Rather than see myself as a procrastinator – recovering or otherwise (because my mind will continue to identify and see “procrastinator”) I prefer to see myself as a “producer.”
Then, I believe that my MIND will also see “producer,” and spur me toward production.
This may sound like splitting hairs to some, but it is quite significant to me.
Now, to Jeff’s credit, he uses these terms because he is quite frank about his own life and past struggles of overcoming obstacles such as addictions and procrastination. The term “recovering” is used in various 12-Step programs; so, it makes sense that he is comfortable using it in The Procrastination Cure.
But for me, I like to think of myself in different terms. Instead of being a “former chronic drinker” or “recovering alcoholic,” or “recovering addict,” I truly believe that the more powerful and positive image is that of “clear headed, happy and sober,” or to take it a step further, “clear-headed, whole, alive, healthy, and happy.”
While I know what works for me, you’ll need to choose whatever imagery works for you.
Results, ultimately are what count! Let me share with you something I’ve taken away and incorporated from the book…
I notice myself saying and thinking, “I should…” or “I ought to…” about various things. Now that I have become aware of this, I am better able to instantly catch myself and say, “No, Kath… Not ‘I should…’ I WILL and I AM doing this right now…” And, remarkably enough, I DO! I DO act on it – so I feel that this is a fairly decent step forward in my own productivity!
The Procrastination Cure is A Book for Everyone – Not Only for People in Sales
I’m of the opinion that this is a book with something to offer everyday people who want or need to address the habit of procrastination whether they are in business or not. I found myself thinking about someone who has mentioned issues with procrastination, and who really did fit one particular procrastinator type in the book. I thought to myself, “Wow, if (name) would read this, I’ll bet it would really help.” (Ahem… I wouldn’t dream of telling anyone about my thoughts on this unless it came up in natural conversation though and I was asked my opinion…)

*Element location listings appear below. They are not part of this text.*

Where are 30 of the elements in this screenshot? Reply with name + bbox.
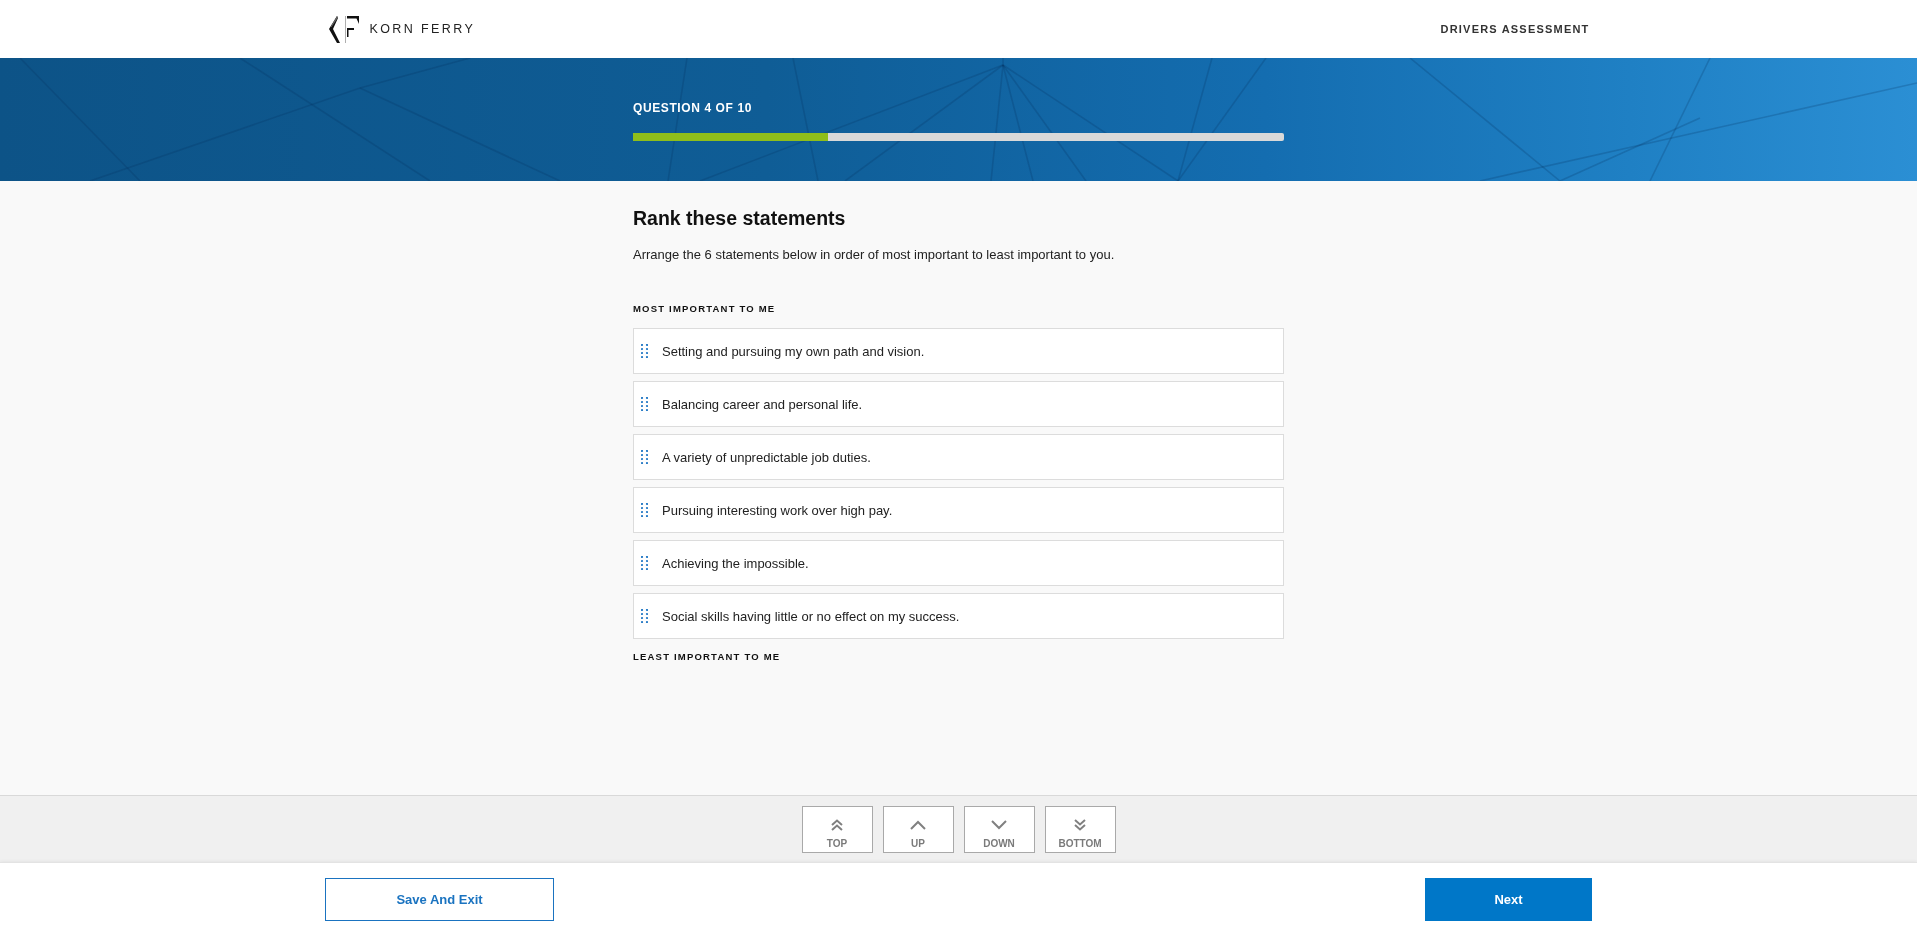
assessment-title: DRIVERS ASSESSMENT bbox=[1440, 23, 1590, 35]
question-instructions: Arrange the 6 statements below in order of most important to least important to you. bbox=[633, 246, 1116, 264]
drag-handle-icon[interactable] bbox=[641, 397, 648, 411]
double-chevron-down-icon bbox=[1072, 819, 1088, 831]
chevron-down-icon bbox=[991, 819, 1007, 831]
statement-item[interactable]: Social skills having little or no effect on my success. bbox=[633, 593, 1284, 639]
chevron-up-icon bbox=[910, 819, 926, 831]
logo-icon bbox=[327, 14, 360, 44]
drag-handle-icon[interactable] bbox=[641, 556, 648, 570]
double-chevron-up-icon bbox=[829, 819, 845, 831]
statement-item[interactable]: Balancing career and personal life. bbox=[633, 381, 1284, 427]
statement-item[interactable]: Setting and pursuing my own path and vision. bbox=[633, 328, 1284, 374]
most-important-label: MOST IMPORTANT TO ME bbox=[633, 302, 776, 316]
statement-item[interactable]: A variety of unpredictable job duties. bbox=[633, 434, 1284, 480]
drag-handle-icon[interactable] bbox=[641, 609, 648, 623]
statement-item[interactable]: Pursuing interesting work over high pay. bbox=[633, 487, 1284, 533]
drag-handle-icon[interactable] bbox=[641, 344, 648, 358]
move-top-button[interactable]: TOP bbox=[801, 806, 873, 853]
statement-item[interactable]: Achieving the impossible. bbox=[633, 540, 1284, 586]
least-important-label: LEAST IMPORTANT TO ME bbox=[633, 650, 781, 664]
drag-handle-icon[interactable] bbox=[641, 503, 648, 517]
move-up-button[interactable]: UP bbox=[882, 806, 954, 853]
move-bottom-button[interactable]: BOTTOM bbox=[1044, 806, 1116, 853]
next-button[interactable]: Next bbox=[1425, 878, 1592, 921]
drag-handle-icon[interactable] bbox=[641, 450, 648, 464]
move-down-button[interactable]: DOWN bbox=[963, 806, 1035, 853]
question-counter: QUESTION 4 OF 10 bbox=[633, 101, 752, 115]
question-title: Rank these statements bbox=[633, 206, 846, 230]
save-exit-button[interactable]: Save And Exit bbox=[325, 878, 554, 921]
brand-name: KORN FERRY bbox=[369, 22, 476, 36]
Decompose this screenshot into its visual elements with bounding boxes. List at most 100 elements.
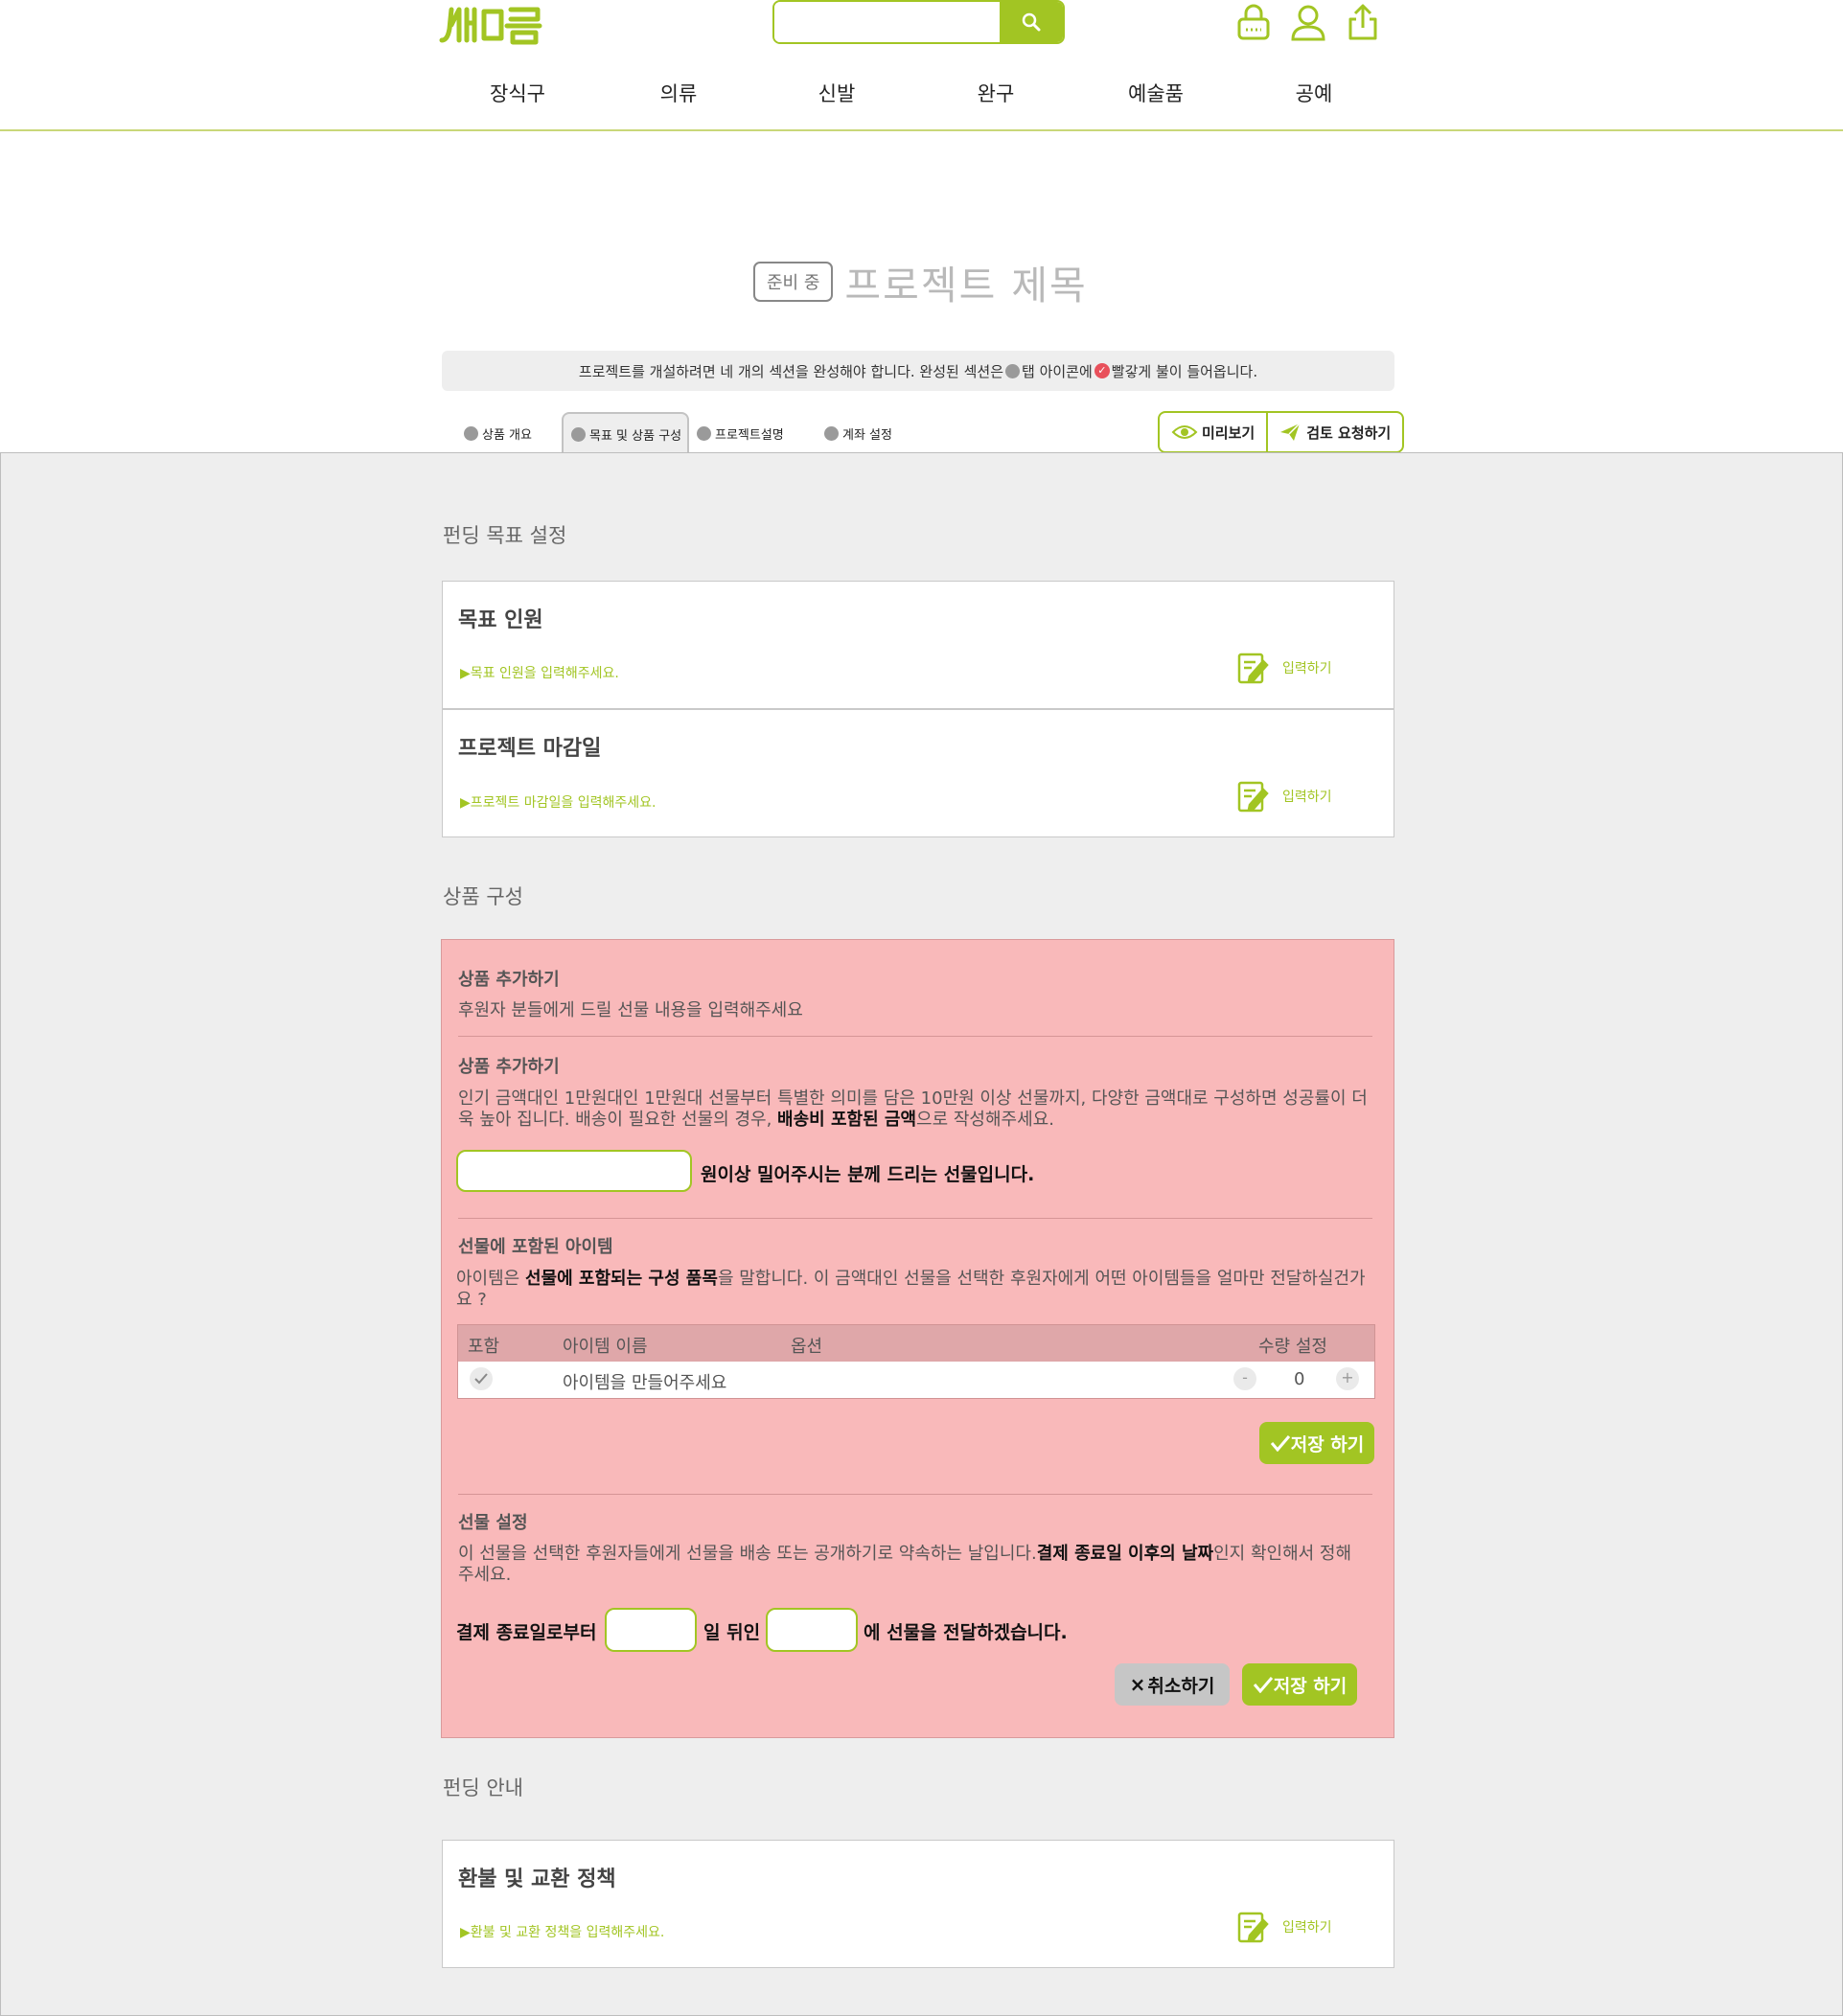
check-icon (1253, 1677, 1273, 1693)
enter-label: 입력하기 (1282, 790, 1332, 805)
edit-note-icon (1237, 1912, 1269, 1943)
project-actions: 미리보기 검토 요청하기 (1158, 411, 1405, 453)
enter-button[interactable]: 입력하기 (1236, 779, 1332, 813)
items-table: 포함 아이템 이름 옵션 수량 설정 아이템을 만들어주세요 - 0 + (457, 1324, 1375, 1399)
site-header: 장식구 의류 신발 완구 예술품 공예 (0, 0, 1843, 131)
enter-button[interactable]: 입력하기 (1236, 651, 1332, 685)
enter-label: 입력하기 (1282, 1920, 1332, 1936)
product-section-title: 상품 구성 (443, 885, 523, 908)
add-product-desc-2: 인기 금액대인 1만원대인 1만원대 선물부터 특별한 의미를 담은 10만원 … (458, 1088, 1368, 1130)
search-bar (772, 0, 1065, 44)
search-icon (1022, 12, 1041, 32)
tab-label: 상품 개요 (482, 427, 532, 443)
quantity-minus-button[interactable]: - (1233, 1367, 1256, 1390)
funding-goal-title: 펀딩 목표 설정 (443, 524, 567, 547)
status-badge: 준비 중 (753, 262, 834, 302)
tab-label: 프로젝트설명 (715, 427, 784, 443)
nav-item-art[interactable]: 예술품 (1098, 79, 1213, 107)
nav-item-crafts[interactable]: 공예 (1256, 79, 1371, 107)
col-option: 옵션 (791, 1337, 823, 1357)
search-button[interactable] (1000, 2, 1063, 42)
status-dot-icon (697, 425, 711, 441)
card-hint: ▶프로젝트 마감일을 입력해주세요. (460, 795, 657, 811)
cancel-label: 취소하기 (1147, 1675, 1215, 1697)
close-icon: × (1129, 1673, 1146, 1696)
notice-text-1: 프로젝트를 개설하려면 네 개의 섹션을 완성해야 합니다. 완성된 섹션은 (578, 362, 1004, 380)
divider (458, 1218, 1372, 1219)
save-label: 저장 하기 (1290, 1433, 1365, 1455)
share-icon[interactable] (1343, 2, 1383, 42)
preview-button[interactable]: 미리보기 (1160, 413, 1266, 451)
card-heading: 목표 인원 (458, 608, 543, 632)
table-header: 포함 아이템 이름 옵션 수량 설정 (458, 1325, 1374, 1362)
tab-account-settings[interactable]: 계좌 설정 (822, 412, 892, 454)
status-dot-icon (571, 426, 586, 442)
user-icon[interactable] (1288, 2, 1328, 42)
divider (458, 1036, 1372, 1037)
amount-suffix: 원이상 밀어주시는 분께 드리는 선물입니다. (701, 1164, 1035, 1185)
card-hint: ▶환불 및 교환 정책을 입력해주세요. (460, 1925, 665, 1940)
preview-label: 미리보기 (1202, 424, 1256, 442)
gift-date-input[interactable] (766, 1608, 858, 1652)
tab-label: 목표 및 상품 구성 (589, 428, 682, 444)
save-items-button[interactable]: 저장 하기 (1259, 1422, 1374, 1464)
col-quantity: 수량 설정 (1258, 1337, 1327, 1357)
card-heading: 프로젝트 마감일 (458, 737, 602, 761)
check-icon (474, 1373, 488, 1385)
section-notice: 프로젝트를 개설하려면 네 개의 섹션을 완성해야 합니다. 완성된 섹션은 탭… (442, 351, 1394, 391)
nav-item-toys[interactable]: 완구 (938, 79, 1053, 107)
gift-mid: 일 뒤인 (703, 1622, 761, 1643)
card-hint: ▶목표 인원을 입력해주세요. (460, 666, 619, 681)
review-label: 검토 요청하기 (1306, 424, 1392, 442)
tab-project-description[interactable]: 프로젝트설명 (695, 412, 784, 454)
gift-suffix: 에 선물을 전달하겠습니다. (864, 1622, 1068, 1643)
include-checkbox[interactable] (470, 1367, 493, 1390)
nav-item-shoes[interactable]: 신발 (779, 79, 894, 107)
paper-plane-icon (1280, 423, 1301, 441)
edit-note-icon (1237, 781, 1269, 813)
check-badge-icon: ✓ (1094, 363, 1110, 378)
status-dot-icon (464, 425, 478, 441)
search-input[interactable] (774, 2, 1000, 42)
project-title-row: 준비 중 프로젝트 제목 (753, 257, 1088, 309)
tab-label: 계좌 설정 (842, 427, 892, 443)
nav-item-clothing[interactable]: 의류 (621, 79, 736, 107)
notice-text-2: 탭 아이콘에 (1022, 362, 1093, 380)
edit-note-icon (1237, 653, 1269, 684)
quantity-plus-button[interactable]: + (1336, 1367, 1359, 1390)
cancel-button[interactable]: × 취소하기 (1115, 1663, 1230, 1706)
table-row: 아이템을 만들어주세요 - 0 + (458, 1362, 1374, 1398)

Again, The Procrastination Cure will probably be especially meaningful to those in sales positions since Jeff has such a long history in the field. And, even if one does NOT necessarily struggle with procrastination, the discussion of the various TYPES of procrastinator are interesting and telling.
As I mentioned earlier, I noticed certain tendencies in myself – not all related to procrastination either. Some were related to general ideas I have carried throughout my life. I found myself blinking a little on occasion and thinking, “Hmmm…He nailed THAT one right on the head!”
Jeffery Combs succeeds in writing and presenting the material in language the reader can understand, digest, and act on immediately. He does a nice job – and truly does open his whole life and heart out for the world to see, and to learn and benefit from.